Though I’m not sure that I buy the thesis that paranormal fans are more enthusiastic and engaged, because science fiction and fantasy have a more active fandom culture and are used to banding together against those who would disparage their favoured genre. Because the overlaps between SFF fandom and paranormal romance readers isn’t all that big – indeed, SFF fandom does its utmost to pretend that paranormal romance and urban fantasy don’t exist. Besides, no genre is more disparaged than romance.
At the Book View Café, Deborah J. Ross has a great post on villains, evil and the other. Some very good observations there, including that the old view of vampires as unambiguous monsters is linked to othering.

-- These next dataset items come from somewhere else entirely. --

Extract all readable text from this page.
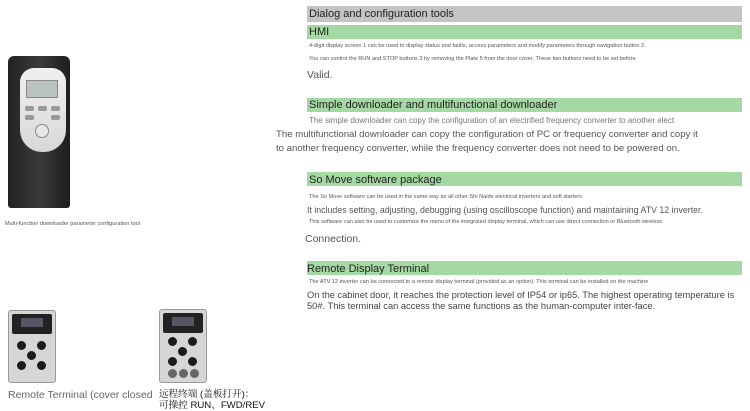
Dialog and configuration tools
HMI
4-digit display screen 1 can be used to display status and faults, access parameters and modify parameters through navigation button 2.
You can control the RUN and STOP buttons 3 by removing the Plate 5 from the door cover. These two buttons need to be set before
Valid.
Simple downloader and multifunctional downloader
The simple downloader can copy the configuration of an electrified frequency converter to another elect
The multifunctional downloader can copy the configuration of PC or frequency converter and copy it
to another frequency converter, while the frequency converter does not need to be powered on.
So Move software package
The So Move software can be used in the same way as all other Shi Naide electrical inverters and soft starters.
It includes setting, adjusting, debugging (using oscilloscope function) and maintaining ATV 12 inverter.
This software can also be used to customize the menu of the integrated display terminal, which can use direct connection or Bluetooth wireless
Connection.
Remote Display Terminal
The ATV 12 inverter can be connected to a remote display terminal (provided as an option). This terminal can be installed on the machine
On the cabinet door, it reaches the protection level of IP54 or ip65. The highest operating temperature is 50#. This terminal can access the same functions as the human-computer inter-face.
Multi-function downloader parameter configuration tool
Remote Terminal (cover closed 远程终端 (盖板打开)：
可操控 RUN、FWD/REV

At Inkpunks, Andrew Romine talks about Star Trek and how silly it is that writers, particularly SFF writers, are afraid of repetition. Again, he’s got a point there. It’s not just that Star Trek is formulaic as hell (I’ve been recently rewatching the original series, the only Star Trek I can still watch), but also that characters are far more important than plots. Think about what it is that makes me love one police procedural show on TV, but immediately change the channel at another, even though the actual cases and mysteries are very similar, it always comes down to the characters. If I love the characters, I’ll watch the show. If I don’t, it doesn’t matter how good your mystery is.
The linguistics blog Language Log is trying to push a new word: Assholocracy.